La ministre avait ajouté vouloir davantage «investir dans la formation, dans le développement des compétences», misant sur les fonds du plan d’investissement annoncé par le gouvernement pour cet automne. De quoi faire plaisir à une Cour des comptes qui ne cesse de critiquer le «coût élevé pour les finances publiques» et la «faible efficacité pour le retour à l’emploi durable» des contrats aidés dans le secteur non-marchand (collectivités, Etat, associations…).
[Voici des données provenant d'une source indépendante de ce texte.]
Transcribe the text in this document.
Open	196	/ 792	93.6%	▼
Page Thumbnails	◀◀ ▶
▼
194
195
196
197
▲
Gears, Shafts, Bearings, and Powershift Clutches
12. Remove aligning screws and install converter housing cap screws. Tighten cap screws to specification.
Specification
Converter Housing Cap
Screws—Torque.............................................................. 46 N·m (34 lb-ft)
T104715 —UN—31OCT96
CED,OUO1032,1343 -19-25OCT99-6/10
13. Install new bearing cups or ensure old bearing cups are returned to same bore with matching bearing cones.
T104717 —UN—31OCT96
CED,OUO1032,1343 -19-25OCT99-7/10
De son côté, la Dares, le service d’études et statistiques du ministère du Travail, estime que «l’utilisation des contrats aidés, notamment dans le secteur non marchand, peut soutenir l’emploi à court terme». Et si, dans une étude publiée en mars, elle mettait en garde contre les «effets d’aubaine» pour les entreprises qui usent de ce type de contrat, et plaidait ainsi pour «un ciblage étroit des bénéficiaires» pour en «réduire les effets», elle ne tirait pas de conclusion définitive sur l’insertion professionnelle à moyen terme des personnes bénéficiant de ces contrats : «Il nous manque un suivi […] sur une période plus longue pour s’assurer de leur insertion à l’issue du contrat.» Tablant sur une meilleure situation de l’emploi pour 2018 – selon des données provisoires de l’Insee l’emploi privé a progressé de 91 700 postes au deuxième trimestre – et en quête d’économies, l’exécutif a choisi de privilégier l’avis de la Cour des comptes.